Ich verfalle in Gedanken. Was werde ich in 5 Jahren sein? Versoffen das Nachmittagsprogramm an einem kleinen Röhrenfernseher begutachtend oder werde ich doch etwas werden?
Werde ich leben können?
Mein Blick fällt auf die Uhr am Rathaus. Es ist schon spät, ich muss schneller gehen, mein Magen knurrt jetzt schon. Ich hatte keine Zeit zu frühstücken. Ich hatte eigentlich auch keinen Hunger – die Angst vertreibt es. Die Angst vor dem dämonischen Tor, jederzeit bereit einen gänzlich zu verschlingen und nur noch auszuspucken wenn man völlig wertlos ist.
Noch fünfzig Meter.
Ich höre schon die sogenannte Vorklingel – eine einfache Bedeutung: noch drei Minuten.

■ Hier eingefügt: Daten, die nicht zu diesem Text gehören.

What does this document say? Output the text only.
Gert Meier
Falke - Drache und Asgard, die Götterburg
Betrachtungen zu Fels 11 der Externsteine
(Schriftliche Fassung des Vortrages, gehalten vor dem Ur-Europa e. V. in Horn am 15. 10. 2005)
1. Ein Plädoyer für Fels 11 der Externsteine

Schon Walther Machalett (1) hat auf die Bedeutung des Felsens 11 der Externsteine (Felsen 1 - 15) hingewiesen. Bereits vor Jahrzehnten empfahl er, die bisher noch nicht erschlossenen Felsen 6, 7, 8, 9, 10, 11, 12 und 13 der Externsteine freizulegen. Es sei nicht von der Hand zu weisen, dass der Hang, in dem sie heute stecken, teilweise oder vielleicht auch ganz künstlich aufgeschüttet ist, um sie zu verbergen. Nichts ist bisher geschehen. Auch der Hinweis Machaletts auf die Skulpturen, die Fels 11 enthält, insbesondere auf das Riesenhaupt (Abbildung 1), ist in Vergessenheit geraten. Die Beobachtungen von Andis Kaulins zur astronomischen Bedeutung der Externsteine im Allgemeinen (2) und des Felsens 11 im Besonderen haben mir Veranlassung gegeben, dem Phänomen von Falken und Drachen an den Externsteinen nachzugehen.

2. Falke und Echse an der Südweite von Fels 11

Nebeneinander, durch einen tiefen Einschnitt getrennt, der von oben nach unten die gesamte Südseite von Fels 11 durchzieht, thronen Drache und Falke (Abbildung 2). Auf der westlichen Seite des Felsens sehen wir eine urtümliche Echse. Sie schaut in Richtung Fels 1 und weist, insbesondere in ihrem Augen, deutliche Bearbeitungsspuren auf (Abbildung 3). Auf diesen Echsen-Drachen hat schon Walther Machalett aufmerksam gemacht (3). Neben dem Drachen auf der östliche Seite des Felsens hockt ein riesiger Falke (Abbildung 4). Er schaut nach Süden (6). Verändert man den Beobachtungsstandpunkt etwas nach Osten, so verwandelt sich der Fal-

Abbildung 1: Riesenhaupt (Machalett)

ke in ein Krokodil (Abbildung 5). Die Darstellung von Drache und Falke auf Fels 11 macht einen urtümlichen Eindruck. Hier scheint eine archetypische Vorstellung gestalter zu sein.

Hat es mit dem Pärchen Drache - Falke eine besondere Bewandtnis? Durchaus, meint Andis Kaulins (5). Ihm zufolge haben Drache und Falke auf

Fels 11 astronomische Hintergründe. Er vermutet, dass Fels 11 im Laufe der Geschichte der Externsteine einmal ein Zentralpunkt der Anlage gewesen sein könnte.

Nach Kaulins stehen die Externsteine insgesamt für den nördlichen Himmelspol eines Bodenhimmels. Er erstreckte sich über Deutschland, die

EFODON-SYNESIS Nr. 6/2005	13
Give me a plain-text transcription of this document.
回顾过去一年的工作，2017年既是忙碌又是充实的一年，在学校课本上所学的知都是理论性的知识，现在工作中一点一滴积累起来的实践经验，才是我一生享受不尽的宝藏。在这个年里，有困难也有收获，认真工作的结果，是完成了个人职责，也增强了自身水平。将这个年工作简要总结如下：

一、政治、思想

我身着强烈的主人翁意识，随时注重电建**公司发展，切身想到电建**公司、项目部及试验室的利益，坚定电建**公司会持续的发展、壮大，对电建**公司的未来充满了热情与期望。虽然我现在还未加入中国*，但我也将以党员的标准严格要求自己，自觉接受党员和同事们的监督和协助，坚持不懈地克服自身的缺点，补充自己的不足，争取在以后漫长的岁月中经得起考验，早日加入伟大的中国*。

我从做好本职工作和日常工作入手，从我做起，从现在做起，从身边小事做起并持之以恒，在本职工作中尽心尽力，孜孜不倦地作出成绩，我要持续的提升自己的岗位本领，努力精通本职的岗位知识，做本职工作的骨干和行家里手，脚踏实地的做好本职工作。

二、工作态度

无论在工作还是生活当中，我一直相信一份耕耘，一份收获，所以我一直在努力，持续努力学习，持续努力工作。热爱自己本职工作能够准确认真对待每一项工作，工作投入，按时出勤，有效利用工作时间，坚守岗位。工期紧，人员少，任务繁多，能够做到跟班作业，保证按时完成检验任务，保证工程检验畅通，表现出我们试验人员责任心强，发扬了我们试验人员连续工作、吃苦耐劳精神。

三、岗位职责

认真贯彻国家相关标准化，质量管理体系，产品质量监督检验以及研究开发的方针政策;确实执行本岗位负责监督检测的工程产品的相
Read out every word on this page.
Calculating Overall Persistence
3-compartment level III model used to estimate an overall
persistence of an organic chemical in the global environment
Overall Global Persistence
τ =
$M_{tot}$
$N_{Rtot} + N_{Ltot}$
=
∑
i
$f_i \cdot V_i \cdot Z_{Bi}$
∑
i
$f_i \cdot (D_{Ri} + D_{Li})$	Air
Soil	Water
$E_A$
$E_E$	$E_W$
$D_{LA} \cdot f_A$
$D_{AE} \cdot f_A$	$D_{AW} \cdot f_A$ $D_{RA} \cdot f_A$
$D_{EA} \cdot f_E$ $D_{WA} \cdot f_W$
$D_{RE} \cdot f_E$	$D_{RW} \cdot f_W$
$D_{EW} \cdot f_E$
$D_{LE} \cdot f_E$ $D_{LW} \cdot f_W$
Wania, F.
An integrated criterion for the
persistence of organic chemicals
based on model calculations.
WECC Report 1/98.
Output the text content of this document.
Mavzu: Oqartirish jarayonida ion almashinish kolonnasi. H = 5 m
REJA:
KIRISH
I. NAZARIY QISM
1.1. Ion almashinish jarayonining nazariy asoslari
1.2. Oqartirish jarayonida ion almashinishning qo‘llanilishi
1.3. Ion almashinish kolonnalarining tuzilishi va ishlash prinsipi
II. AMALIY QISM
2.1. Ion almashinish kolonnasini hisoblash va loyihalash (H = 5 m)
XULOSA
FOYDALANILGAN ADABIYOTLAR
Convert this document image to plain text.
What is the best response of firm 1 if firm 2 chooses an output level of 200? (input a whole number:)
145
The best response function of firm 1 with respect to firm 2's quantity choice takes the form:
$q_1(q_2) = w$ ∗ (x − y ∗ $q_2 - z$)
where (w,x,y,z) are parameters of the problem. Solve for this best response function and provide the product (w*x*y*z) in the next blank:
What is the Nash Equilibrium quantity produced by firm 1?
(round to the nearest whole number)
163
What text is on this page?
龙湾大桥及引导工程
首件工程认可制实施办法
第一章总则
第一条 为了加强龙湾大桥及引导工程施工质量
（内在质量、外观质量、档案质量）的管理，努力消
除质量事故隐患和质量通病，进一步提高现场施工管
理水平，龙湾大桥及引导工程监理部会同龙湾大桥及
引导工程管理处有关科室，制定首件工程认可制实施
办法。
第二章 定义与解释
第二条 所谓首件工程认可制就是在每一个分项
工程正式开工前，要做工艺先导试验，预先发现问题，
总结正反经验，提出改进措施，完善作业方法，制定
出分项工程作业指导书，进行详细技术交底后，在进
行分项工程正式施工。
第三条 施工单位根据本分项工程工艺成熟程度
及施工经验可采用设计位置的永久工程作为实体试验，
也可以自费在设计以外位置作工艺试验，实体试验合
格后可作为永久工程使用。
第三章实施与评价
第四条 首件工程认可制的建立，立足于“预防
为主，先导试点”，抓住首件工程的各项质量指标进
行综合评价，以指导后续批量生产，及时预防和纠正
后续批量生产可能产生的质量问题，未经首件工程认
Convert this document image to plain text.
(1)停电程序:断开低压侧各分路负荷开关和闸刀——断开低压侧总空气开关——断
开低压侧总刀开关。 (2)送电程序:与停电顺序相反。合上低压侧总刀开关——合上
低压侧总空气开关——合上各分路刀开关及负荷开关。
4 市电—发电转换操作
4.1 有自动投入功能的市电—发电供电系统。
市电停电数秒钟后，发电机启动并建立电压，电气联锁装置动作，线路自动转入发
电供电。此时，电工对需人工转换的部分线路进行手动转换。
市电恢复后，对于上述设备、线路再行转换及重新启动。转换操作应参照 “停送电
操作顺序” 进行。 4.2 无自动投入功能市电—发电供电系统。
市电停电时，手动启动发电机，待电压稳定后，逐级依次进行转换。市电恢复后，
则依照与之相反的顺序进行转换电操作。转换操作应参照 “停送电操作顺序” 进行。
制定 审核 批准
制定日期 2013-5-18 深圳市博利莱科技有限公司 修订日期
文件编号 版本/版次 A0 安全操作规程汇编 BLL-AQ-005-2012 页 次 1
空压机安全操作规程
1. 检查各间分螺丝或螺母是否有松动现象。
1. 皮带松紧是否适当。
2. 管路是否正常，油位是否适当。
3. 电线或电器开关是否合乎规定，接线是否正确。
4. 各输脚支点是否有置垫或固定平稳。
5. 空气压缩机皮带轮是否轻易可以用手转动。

Rennend und schwer atmend erreiche ich die Hölle. Niemand weiß wie die Hölle aussieht, da unten wo der bösartige Teufel angeblich lauert. Wie sie auf Erden aussieht, ist mir in jedem Falle klar: es ist ein zweistöckiges, riesiges Gebäude. Weisse Fassade, Unwissende würden es unschuldig nennen, fast vornehm. Aber wer ging schon freiwillig dort hinein?
Nervös betrete ich das Gebäude. Die Fenster haben verdunkelte Scheiben. Draußen scheint es nun, als ob es jeden Moment regnen würde, ja, als ob die Apokalypse eingetreten wäre – gleich fallen die Kröten vom Himmel.
Es passiert natürlich nichts. Der Gebrüll auf den Gängen bringt mich in den Alltag zurück. Lauter kleine Personen rennen an mir vorbei. Wie eine Welle rennen sie auf mich zu – rempeln und schlagen sich gegenseitig aus der Bahn, nur um einen ordentlichen Platz in der letzten Reihe des verteufelten Unterrichts zu erhalten.
Ich schleife mich langsam in meinem Raum, der täuschende Heiligenschein aus der Tür, erfüllt mich nicht mehr mit Wärme, denn ich kenne die Wahrheit – ich kenne diesen verdammten Raum.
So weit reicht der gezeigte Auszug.